Re: Mann = Arschloch? - Medien - Offtopic?

TomC, Tuesday, 01.04.2003, 11:59 (vor 8423 Tagen) @ Johannes

In unserer kultur verkommt der mann (oder muß ich besser sagen, das bild des mannes, oder gar das ideal?) zum a****loch[/b]

Moin, Moin !

Das Bild Mannes ist im Umbruch ! Es sind ja immer mehr Männer die im Herzinfarkt nicht mehr den Beweis für erbrachte Leistung sehen. Zugegeben mancher erst nach dem Infarkt, Bandscheibenvorfall oder was auch immer. Vielleicht ist gerade dieser umbruch der Medien wie Kino und Fernsehen auf die alten Klischees verfallen läßt. Vielen macht ein Umbruch Angst. Die reagieren dann wie einst das biblische Volk Israel. Aus der Gefangenschaft in Ägypten gerettet zogen sie 40 Jahre durch die Wüste. In ihre neue Heimat konnten sie noch nicht gelangen. Da wollten sie dann lieber zurück zu den Röcken ..äh... Fleischtöpfen Ägyptens. das sie dort Sklave waren, schufften mußten und geschlagen wurden hatten sie schon vergessen. Jetzt müßte ich im Wort-zum-Sonntag-Tonfall schreiben. Nein ich tue es nicht. Aber Umrüche brauchen Zeit, Mut und Durchhaltevermögen.

Gruß Tom C.

Re: Mann = Arschloch? - Medien - Offtopic?

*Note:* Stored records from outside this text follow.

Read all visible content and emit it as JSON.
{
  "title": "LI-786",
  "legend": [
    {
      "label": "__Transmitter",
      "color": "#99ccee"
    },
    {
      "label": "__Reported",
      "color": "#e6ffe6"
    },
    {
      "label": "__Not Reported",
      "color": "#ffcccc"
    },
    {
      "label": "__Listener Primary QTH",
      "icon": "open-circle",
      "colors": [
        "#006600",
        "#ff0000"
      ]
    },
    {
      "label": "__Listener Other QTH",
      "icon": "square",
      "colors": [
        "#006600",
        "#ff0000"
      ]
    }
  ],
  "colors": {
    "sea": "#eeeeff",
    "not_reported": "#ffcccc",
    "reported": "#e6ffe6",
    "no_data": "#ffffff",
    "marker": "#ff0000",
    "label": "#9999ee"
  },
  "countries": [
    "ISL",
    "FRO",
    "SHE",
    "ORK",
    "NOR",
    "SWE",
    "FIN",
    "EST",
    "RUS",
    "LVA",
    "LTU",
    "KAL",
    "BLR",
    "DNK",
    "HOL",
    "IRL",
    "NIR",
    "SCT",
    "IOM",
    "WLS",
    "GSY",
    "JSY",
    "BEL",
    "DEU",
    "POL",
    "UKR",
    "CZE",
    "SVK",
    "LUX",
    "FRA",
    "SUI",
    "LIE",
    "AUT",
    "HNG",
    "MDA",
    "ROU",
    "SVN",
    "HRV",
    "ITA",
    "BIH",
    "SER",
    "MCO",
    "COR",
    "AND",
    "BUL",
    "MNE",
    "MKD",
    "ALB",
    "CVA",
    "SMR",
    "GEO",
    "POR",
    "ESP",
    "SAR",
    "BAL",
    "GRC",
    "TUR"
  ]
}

Johannes, Wednesday, 02.04.2003, 14:19 (vor 8422 Tagen) @ TomC

...zurück zu den Röcken ..äh... Fleischtöpfen Ägyptens...

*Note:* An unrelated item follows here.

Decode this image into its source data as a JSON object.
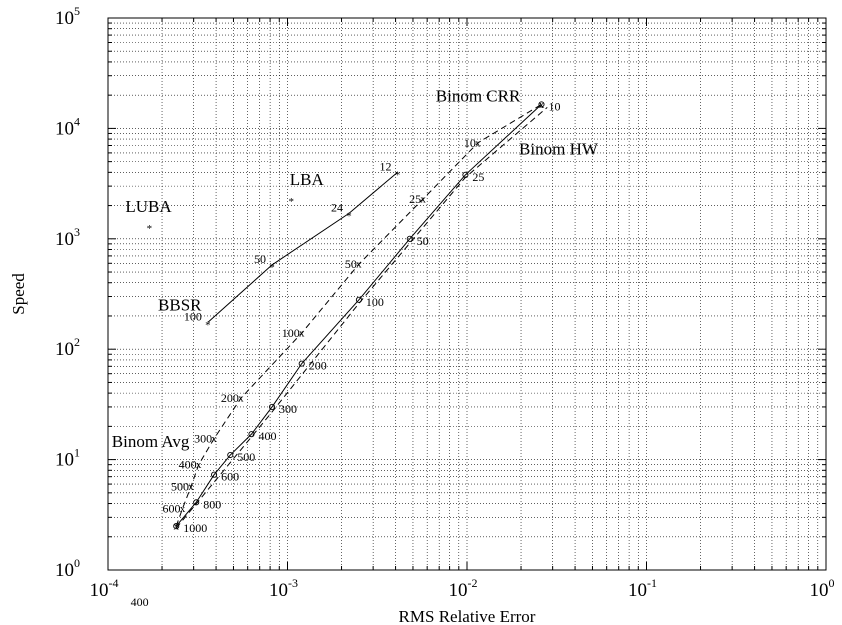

meintest Du vielleicht "zurück zu den Hosen ..äh... Fleischtöpfen Ägyptens"? Oder sitze ich da jetzt auf dem schlauch (engl. "hose")?

Johannes

Re: Mann = Arschloch? - Medien - Offtopic?

heinz, Tuesday, 01.04.2003, 12:40 (vor 8423 Tagen) @ Johannes

Hallo Johannes

In unserer kultur verkommt der mann (oder muß ich besser sagen, das bild des mannes, oder gar das ideal?) zum arschloch.

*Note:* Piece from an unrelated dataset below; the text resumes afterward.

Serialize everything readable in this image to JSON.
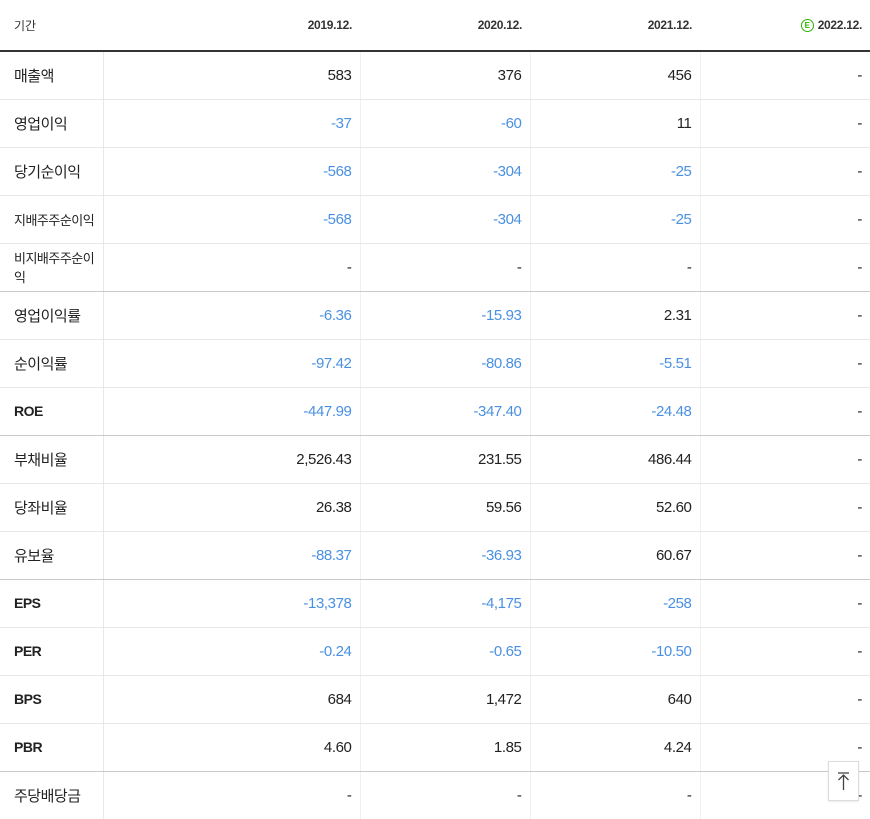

Sagtest du "Kultur"? Diese Blaujeanshosenturnschuht-shirtkultur? Das in meinen Augen das absolut fantasieloseste Modezeitalter (vor allem bei den Herren!) seit Menschengedenken! Und komischerweise machen's die Frauen zum Teil immer noch nach: Sah gestern eine Gestalt, kurze Haare, etwas zerzaust, aufrecht gehend, in Schlabberschlabber-Jeans mit fast mehr Seitentaschen als 10 Harleys, Gebirgsschuhen, die aussahen, als hätten sie gerade einen zweijährigen Wüstenkrieg durchgemacht, eine Art Oberbekleidung wie ein Pullover, war aber nicht genau erkenntlich und ein Baseballkäppi. Nach genauerem Hinschauen entpuppte sich das auf zwei Beinen sich vorwärtsbewegende Wesen als: FRAU
Kam mir so vor, wie ein Schweizersöldner nach 10jährigem Kampfeinsatz.

Film und fernsehen zeichnen immer intensiver das bild vom mann, der eigentlich mit "arschloch" geleichzusetzen ist - und immer mehr buben und männer machen das nach und meinen, das sei der weg (die filmschauspieler sind ja für weite kreise die idole schlechthin, denen blind nachgeeifert wird).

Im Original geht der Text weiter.